A graphic view of Koomey's law compared to Moore's law. As shown by the graphic the decrease in power consumption as basically matched the increase in density (Moore's law). Credit: Wikipedia

Schematic cross-section of an Indium-gallium-zinc-oxide (IGZO) thin-film transistor [inset: schematic illustrations of atomic structures for less compensated (left) and more compensated (right) IGZO films, respectively]. “If we were to draw energy from a typical AA battery based on this design, it would last for a billion years." Credit: Sungsik Lee and Arokia Nathan/Science

Switching speeds and power consumption of future chips. Credit: Intel

Batteries have increased their performances, but that would have not been sufficient if electronics, as its performances grew, didn't manage to slash the power budget "per activity".

Present electronics is several orders of magnitude less "energy hungry" than the first transistors. Actually, in the 80ies, several observers predicted that the Moore's law would be forced to fail in the late nineties because the increase in density on a chip would "melt" the chip itself, because of the heat generated by transistors. That didn't happened because transistors got less and less power hungry as they got smaller. This was captured by Koomey in what is known as Koomey law (see first graph).

However, the decrease in power is no longer continuing at the pace of the Koomey’s law. The problem is that you cannot go below a certain thresholds of power (voltage and current) without stepping into the quantum world and its intrinsic indetermination. There is still a gap between the present situation and the quantum limit. What we are actually facing is the “leakage” of electrons across the transistor junctions (Schottky barrier): if we are not using sufficient power for the “signal” we cannot distinguish between the true signal and the leakage current, similarly to the Shannon limit tying the noise to the signal.

Here comes the interesting innovation of a research team from the University of Cambridge. Rather then seeing the leakage current as a barrier they have found a way to exploit it for operating the transistor.

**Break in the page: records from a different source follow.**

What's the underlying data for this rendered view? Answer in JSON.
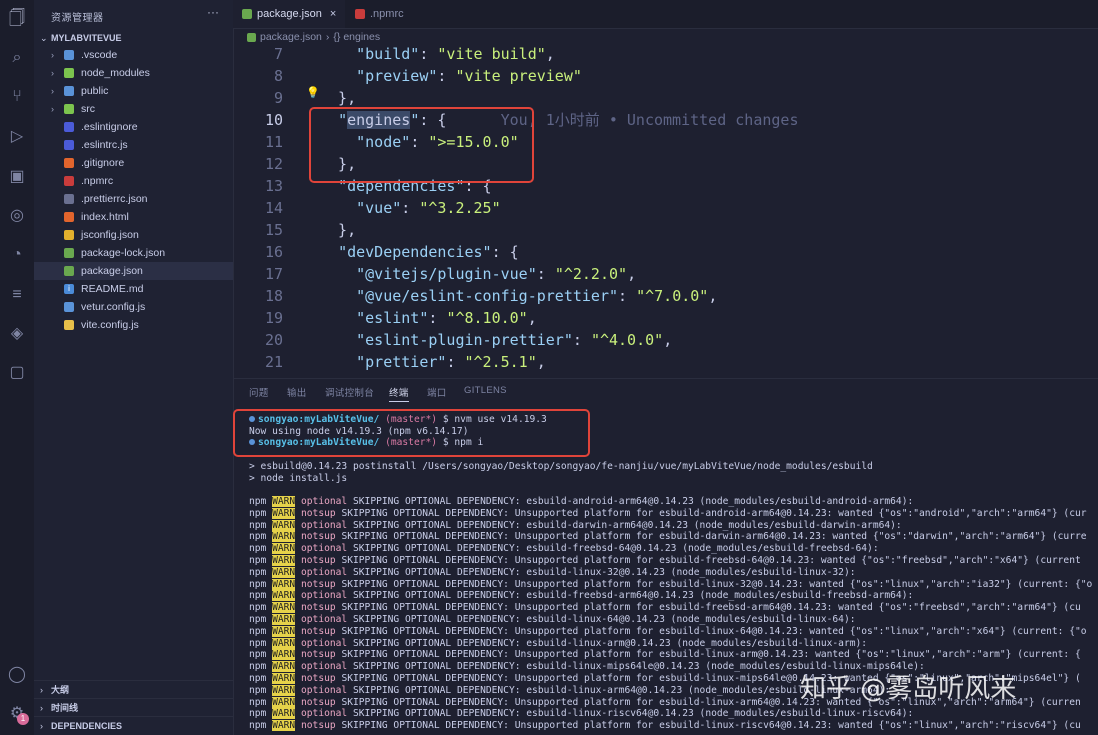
{
  "sidebar": {
    "title": "资源管理器",
    "more": "···",
    "folder": "MYLABVITEVUE",
    "items": [
      {
        "label": ".vscode",
        "chev": "›",
        "icon": "folder-icon",
        "color": "#5a93d8",
        "icon_text": ""
      },
      {
        "label": "node_modules",
        "chev": "›",
        "icon": "folder-icon",
        "color": "#7cc44e",
        "icon_text": ""
      },
      {
        "label": "public",
        "chev": "›",
        "icon": "folder-icon",
        "color": "#5a93d8",
        "icon_text": ""
      },
      {
        "label": "src",
        "chev": "›",
        "icon": "folder-icon",
        "color": "#7cc44e",
        "icon_text": ""
      },
      {
        "label": ".eslintignore",
        "chev": "",
        "icon": "eslint-icon",
        "color": "#4b5bd8",
        "icon_text": ""
      },
      {
        "label": ".eslintrc.js",
        "chev": "",
        "icon": "eslint-icon",
        "color": "#4b5bd8",
        "icon_text": ""
      },
      {
        "label": ".gitignore",
        "chev": "",
        "icon": "git-icon",
        "color": "#e2652d",
        "icon_text": ""
      },
      {
        "label": ".npmrc",
        "chev": "",
        "icon": "npm-icon",
        "color": "#c93c3c",
        "icon_text": ""
      },
      {
        "label": ".prettierrc.json",
        "chev": "",
        "icon": "prettier-icon",
        "color": "#6a7091",
        "icon_text": ""
      },
      {
        "label": "index.html",
        "chev": "",
        "icon": "html-icon",
        "color": "#e2652d",
        "icon_text": ""
      },
      {
        "label": "jsconfig.json",
        "chev": "",
        "icon": "json-icon",
        "color": "#e2b02d",
        "icon_text": ""
      },
      {
        "label": "package-lock.json",
        "chev": "",
        "icon": "nodejs-icon",
        "color": "#6aa84f",
        "icon_text": ""
      },
      {
        "label": "package.json",
        "chev": "",
        "icon": "nodejs-icon",
        "color": "#6aa84f",
        "icon_text": ""
      },
      {
        "label": "README.md",
        "chev": "",
        "icon": "info-icon",
        "color": "#4b8bd8",
        "icon_text": "i"
      },
      {
        "label": "vetur.config.js",
        "chev": "",
        "icon": "vetur-icon",
        "color": "#5a93d8",
        "icon_text": ""
      },
      {
        "label": "vite.config.js",
        "chev": "",
        "icon": "vite-icon",
        "color": "#e8c04a",
        "icon_text": ""
      }
    ],
    "bottom": [
      {
        "label": "大纲"
      },
      {
        "label": "时间线"
      },
      {
        "label": "DEPENDENCIES"
      }
    ]
  },
  "tabs": [
    {
      "label": "package.json",
      "close": "×",
      "icon": "nodejs-icon"
    },
    {
      "label": ".npmrc",
      "icon": "npm-icon"
    }
  ],
  "breadcrumb": {
    "file": "package.json",
    "sep": "›",
    "symbol": "{} engines"
  },
  "editor": {
    "lines": [
      {
        "n": "7",
        "parts": [
          [
            "p",
            "    "
          ],
          [
            "k",
            "\"build\""
          ],
          [
            "p",
            ": "
          ],
          [
            "s",
            "\"vite build\""
          ],
          [
            "p",
            ","
          ]
        ]
      },
      {
        "n": "8",
        "parts": [
          [
            "p",
            "    "
          ],
          [
            "k",
            "\"preview\""
          ],
          [
            "p",
            ": "
          ],
          [
            "s",
            "\"vite preview\""
          ]
        ]
      },
      {
        "n": "9",
        "parts": [
          [
            "p",
            "  },"
          ]
        ]
      },
      {
        "n": "10",
        "cur": true,
        "parts": [
          [
            "p",
            "  "
          ],
          [
            "k",
            "\""
          ],
          [
            "hl",
            "engines"
          ],
          [
            "k",
            "\""
          ],
          [
            "p",
            ": {"
          ],
          [
            "blame",
            "      You, 1小时前 • Uncommitted changes"
          ]
        ]
      },
      {
        "n": "11",
        "parts": [
          [
            "p",
            "    "
          ],
          [
            "k",
            "\"node\""
          ],
          [
            "p",
            ": "
          ],
          [
            "s",
            "\">=15.0.0\""
          ]
        ]
      },
      {
        "n": "12",
        "parts": [
          [
            "p",
            "  },"
          ]
        ]
      },
      {
        "n": "13",
        "parts": [
          [
            "p",
            "  "
          ],
          [
            "k",
            "\"dependencies\""
          ],
          [
            "p",
            ": {"
          ]
        ]
      },
      {
        "n": "14",
        "parts": [
          [
            "p",
            "    "
          ],
          [
            "k",
            "\"vue\""
          ],
          [
            "p",
            ": "
          ],
          [
            "s",
            "\"^3.2.25\""
          ]
        ]
      },
      {
        "n": "15",
        "parts": [
          [
            "p",
            "  },"
          ]
        ]
      },
      {
        "n": "16",
        "parts": [
          [
            "p",
            "  "
          ],
          [
            "k",
            "\"devDependencies\""
          ],
          [
            "p",
            ": {"
          ]
        ]
      },
      {
        "n": "17",
        "parts": [
          [
            "p",
            "    "
          ],
          [
            "k",
            "\"@vitejs/plugin-vue\""
          ],
          [
            "p",
            ": "
          ],
          [
            "s",
            "\"^2.2.0\""
          ],
          [
            "p",
            ","
          ]
        ]
      },
      {
        "n": "18",
        "parts": [
          [
            "p",
            "    "
          ],
          [
            "k",
            "\"@vue/eslint-config-prettier\""
          ],
          [
            "p",
            ": "
          ],
          [
            "s",
            "\"^7.0.0\""
          ],
          [
            "p",
            ","
          ]
        ]
      },
      {
        "n": "19",
        "parts": [
          [
            "p",
            "    "
          ],
          [
            "k",
            "\"eslint\""
          ],
          [
            "p",
            ": "
          ],
          [
            "s",
            "\"^8.10.0\""
          ],
          [
            "p",
            ","
          ]
        ]
      },
      {
        "n": "20",
        "parts": [
          [
            "p",
            "    "
          ],
          [
            "k",
            "\"eslint-plugin-prettier\""
          ],
          [
            "p",
            ": "
          ],
          [
            "s",
            "\"^4.0.0\""
          ],
          [
            "p",
            ","
          ]
        ]
      },
      {
        "n": "21",
        "parts": [
          [
            "p",
            "    "
          ],
          [
            "k",
            "\"prettier\""
          ],
          [
            "p",
            ": "
          ],
          [
            "s",
            "\"^2.5.1\""
          ],
          [
            "p",
            ","
          ]
        ]
      }
    ]
  },
  "panel_tabs": [
    "问题",
    "输出",
    "调试控制台",
    "终端",
    "端口",
    "GITLENS"
  ],
  "panel_active": "终端",
  "terminal": {
    "prompt_user": "songyao:myLabViteVue/",
    "prompt_branch": "(master*)",
    "prompt_sym": "$",
    "cmd1": "nvm use v14.19.3",
    "out1": "Now using node v14.19.3 (npm v6.14.17)",
    "cmd2": "npm i",
    "post1": "> esbuild@0.14.23 postinstall /Users/songyao/Desktop/songyao/fe-nanjiu/vue/myLabViteVue/node_modules/esbuild",
    "post2": "> node install.js",
    "npm": "npm",
    "warn": "WARN",
    "warn_lines": [
      [
        "optional",
        "SKIPPING OPTIONAL DEPENDENCY: esbuild-android-arm64@0.14.23 (node_modules/esbuild-android-arm64):"
      ],
      [
        "notsup",
        "SKIPPING OPTIONAL DEPENDENCY: Unsupported platform for esbuild-android-arm64@0.14.23: wanted {\"os\":\"android\",\"arch\":\"arm64\"} (cur"
      ],
      [
        "optional",
        "SKIPPING OPTIONAL DEPENDENCY: esbuild-darwin-arm64@0.14.23 (node_modules/esbuild-darwin-arm64):"
      ],
      [
        "notsup",
        "SKIPPING OPTIONAL DEPENDENCY: Unsupported platform for esbuild-darwin-arm64@0.14.23: wanted {\"os\":\"darwin\",\"arch\":\"arm64\"} (curre"
      ],
      [
        "optional",
        "SKIPPING OPTIONAL DEPENDENCY: esbuild-freebsd-64@0.14.23 (node_modules/esbuild-freebsd-64):"
      ],
      [
        "notsup",
        "SKIPPING OPTIONAL DEPENDENCY: Unsupported platform for esbuild-freebsd-64@0.14.23: wanted {\"os\":\"freebsd\",\"arch\":\"x64\"} (current"
      ],
      [
        "optional",
        "SKIPPING OPTIONAL DEPENDENCY: esbuild-linux-32@0.14.23 (node_modules/esbuild-linux-32):"
      ],
      [
        "notsup",
        "SKIPPING OPTIONAL DEPENDENCY: Unsupported platform for esbuild-linux-32@0.14.23: wanted {\"os\":\"linux\",\"arch\":\"ia32\"} (current: {\"o"
      ],
      [
        "optional",
        "SKIPPING OPTIONAL DEPENDENCY: esbuild-freebsd-arm64@0.14.23 (node_modules/esbuild-freebsd-arm64):"
      ],
      [
        "notsup",
        "SKIPPING OPTIONAL DEPENDENCY: Unsupported platform for esbuild-freebsd-arm64@0.14.23: wanted {\"os\":\"freebsd\",\"arch\":\"arm64\"} (cu"
      ],
      [
        "optional",
        "SKIPPING OPTIONAL DEPENDENCY: esbuild-linux-64@0.14.23 (node_modules/esbuild-linux-64):"
      ],
      [
        "notsup",
        "SKIPPING OPTIONAL DEPENDENCY: Unsupported platform for esbuild-linux-64@0.14.23: wanted {\"os\":\"linux\",\"arch\":\"x64\"} (current: {\"o"
      ],
      [
        "optional",
        "SKIPPING OPTIONAL DEPENDENCY: esbuild-linux-arm@0.14.23 (node_modules/esbuild-linux-arm):"
      ],
      [
        "notsup",
        "SKIPPING OPTIONAL DEPENDENCY: Unsupported platform for esbuild-linux-arm@0.14.23: wanted {\"os\":\"linux\",\"arch\":\"arm\"} (current: {"
      ],
      [
        "optional",
        "SKIPPING OPTIONAL DEPENDENCY: esbuild-linux-mips64le@0.14.23 (node_modules/esbuild-linux-mips64le):"
      ],
      [
        "notsup",
        "SKIPPING OPTIONAL DEPENDENCY: Unsupported platform for esbuild-linux-mips64le@0.14.23: wanted {\"os\":\"linux\",\"arch\":\"mips64el\"} ("
      ],
      [
        "optional",
        "SKIPPING OPTIONAL DEPENDENCY: esbuild-linux-arm64@0.14.23 (node_modules/esbuild-linux-arm64):"
      ],
      [
        "notsup",
        "SKIPPING OPTIONAL DEPENDENCY: Unsupported platform for esbuild-linux-arm64@0.14.23: wanted {\"os\":\"linux\",\"arch\":\"arm64\"} (curren"
      ],
      [
        "optional",
        "SKIPPING OPTIONAL DEPENDENCY: esbuild-linux-riscv64@0.14.23 (node_modules/esbuild-linux-riscv64):"
      ],
      [
        "notsup",
        "SKIPPING OPTIONAL DEPENDENCY: Unsupported platform for esbuild-linux-riscv64@0.14.23: wanted {\"os\":\"linux\",\"arch\":\"riscv64\"} (cu"
      ]
    ]
  },
  "watermark": "知乎 @雾岛听风来",
  "activity_badge": "1",
  "colors": {
    "accent": "#5a93d8",
    "highlight_box": "#e0443a",
    "warn_bg": "#e6d24a"
  }
}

Not any transistor, of course, only the ones having the particular architecture (see image) that they have created.

This 3D architecture allows a much better separation of the junctions thus avoiding the problem of one electrode influencing the other.

The result, in terms of power consumption, are spectacular: a normal AA battery would be able to power a chip based on this architecture for a billion year (according to one of the team researcher, Sungsik Lee) of course disregarding the chemical degradation of the battery. All in all, the team expect this architecture to become widespread for application in the Internet of Things area, enabling sensors to be powered by scavenging energy in the environment (this is already possible, but the energy harvested is very low, hence the need for chips with extremely low power need). Another very important area of application is the one of implantable devices, like pacemakers, insulin pumps, early cancer detection…

The nice thing of this architecture is that transistors can be manufactured at low temperature and can be printed on a variety of materials, including paper, polyester fabric, plastic and glass.


The drawback is that you cannot achieve the level of density you get with silicon etching, nor the same performance in terms of switching speed. However, if what you are looking at is low power consumption this is the answer. There is plenty of loose energy to harvest and with very low power electronics we can really create an aware environment, something that was unconceivable in the past, something that will change our perception of the world in the next and following decades.